I’ve said a lot about you being kind and good-looking, but that’s not what’s most important.

 

I don’t care about logic or reason, I like you, Sho-kun.

 

I don’t like gentle people, I like Sho-kun.

 

I don’t like good-looking people, I like Sho-kun.

 

All reasons for liking someone are just an afterthought.

 

I fell in love with Sho-kun not because he was kind or good-looking, but because it’s Sho-kun.”

 

“Because of me…”

 

“So, Sho-kun.

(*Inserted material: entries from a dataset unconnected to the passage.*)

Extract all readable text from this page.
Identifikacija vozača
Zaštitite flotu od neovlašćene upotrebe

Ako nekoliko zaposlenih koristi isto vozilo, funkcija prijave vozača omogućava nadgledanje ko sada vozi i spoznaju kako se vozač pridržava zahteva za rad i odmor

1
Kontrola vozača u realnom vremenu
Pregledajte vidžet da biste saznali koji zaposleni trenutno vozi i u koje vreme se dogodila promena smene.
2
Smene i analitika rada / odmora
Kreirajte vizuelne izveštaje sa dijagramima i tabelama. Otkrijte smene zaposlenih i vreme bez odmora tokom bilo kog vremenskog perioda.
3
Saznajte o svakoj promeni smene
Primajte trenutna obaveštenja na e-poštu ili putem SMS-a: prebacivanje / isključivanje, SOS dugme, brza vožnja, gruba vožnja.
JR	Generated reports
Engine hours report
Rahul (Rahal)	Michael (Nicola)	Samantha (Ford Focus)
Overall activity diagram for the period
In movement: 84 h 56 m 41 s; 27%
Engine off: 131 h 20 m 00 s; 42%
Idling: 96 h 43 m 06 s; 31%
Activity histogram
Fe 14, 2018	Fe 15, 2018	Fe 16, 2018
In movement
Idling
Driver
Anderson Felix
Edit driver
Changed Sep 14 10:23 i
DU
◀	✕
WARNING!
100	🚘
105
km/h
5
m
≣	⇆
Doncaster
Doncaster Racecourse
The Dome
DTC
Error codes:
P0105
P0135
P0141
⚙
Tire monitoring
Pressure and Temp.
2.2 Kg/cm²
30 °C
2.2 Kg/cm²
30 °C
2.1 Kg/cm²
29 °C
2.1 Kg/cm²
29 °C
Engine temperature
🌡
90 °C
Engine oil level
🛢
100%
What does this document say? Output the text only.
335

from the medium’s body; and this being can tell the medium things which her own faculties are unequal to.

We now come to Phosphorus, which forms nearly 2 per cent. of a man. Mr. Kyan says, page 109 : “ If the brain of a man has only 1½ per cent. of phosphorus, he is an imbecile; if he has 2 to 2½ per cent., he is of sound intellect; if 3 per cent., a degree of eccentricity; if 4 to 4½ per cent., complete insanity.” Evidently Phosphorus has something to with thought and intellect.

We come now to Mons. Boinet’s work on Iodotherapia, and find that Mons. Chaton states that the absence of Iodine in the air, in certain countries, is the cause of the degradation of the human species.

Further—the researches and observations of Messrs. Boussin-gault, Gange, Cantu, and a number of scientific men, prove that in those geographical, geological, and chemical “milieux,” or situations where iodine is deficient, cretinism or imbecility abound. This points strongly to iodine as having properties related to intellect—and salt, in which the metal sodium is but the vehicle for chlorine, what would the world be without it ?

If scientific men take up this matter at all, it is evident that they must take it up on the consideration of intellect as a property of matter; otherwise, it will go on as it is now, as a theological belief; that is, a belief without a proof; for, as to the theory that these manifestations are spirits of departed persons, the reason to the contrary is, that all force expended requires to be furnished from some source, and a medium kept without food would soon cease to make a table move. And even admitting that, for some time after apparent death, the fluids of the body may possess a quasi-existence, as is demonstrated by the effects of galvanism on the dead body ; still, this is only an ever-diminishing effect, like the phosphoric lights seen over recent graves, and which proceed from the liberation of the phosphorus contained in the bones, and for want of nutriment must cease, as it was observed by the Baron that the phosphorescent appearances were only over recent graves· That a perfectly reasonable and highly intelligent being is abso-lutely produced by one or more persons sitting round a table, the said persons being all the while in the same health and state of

Don’t say “anyone” or “even if it’s not me”. I love you, Sho-kun, not anyone else.”

 

A bit of sadness leaked from her voice.

 

Mizui-san was just as pained and saddened by my demeaning her as she was by her entrapment, if not more so.

 

…… Have I ever been cared for so much by someone other than my family?

 

No, I have not.

 

I’ve never been worthy of that.

 

If you ask me if I’m worth it now, I’m not confident enough to nod yes.

 

But if I thought that way, I would make Mizui-san sad again.

 

I’m not the one who determines my value.

 

It’s a strange idea, but that’s the truth.

 

My value is determined by whether or not I am needed by others, and more importantly, how much I am needed.

 

I don’t like the idea of putting a value on people, but you can’t talk about a person’s existence just by saying nice things.

 

Now I’ve been told by Mizui-san that he likes me and sees value in me.

 

I’m both happy and…… heavy.

 

I’m not sure if I’m worthy enough to have you like me.

 

… No good. I can’t help but think negative thoughts.

 

The negative thought has stuck in my personality and won’t leave.

 

The way I am as a person is not going to change just because of a time leap.

 

“Thank you…… I’m glad you said that.”

 

It was a flimsy thanks, I thought to myself.

 

It seems that I was never able to like myself the way Mizui-san did.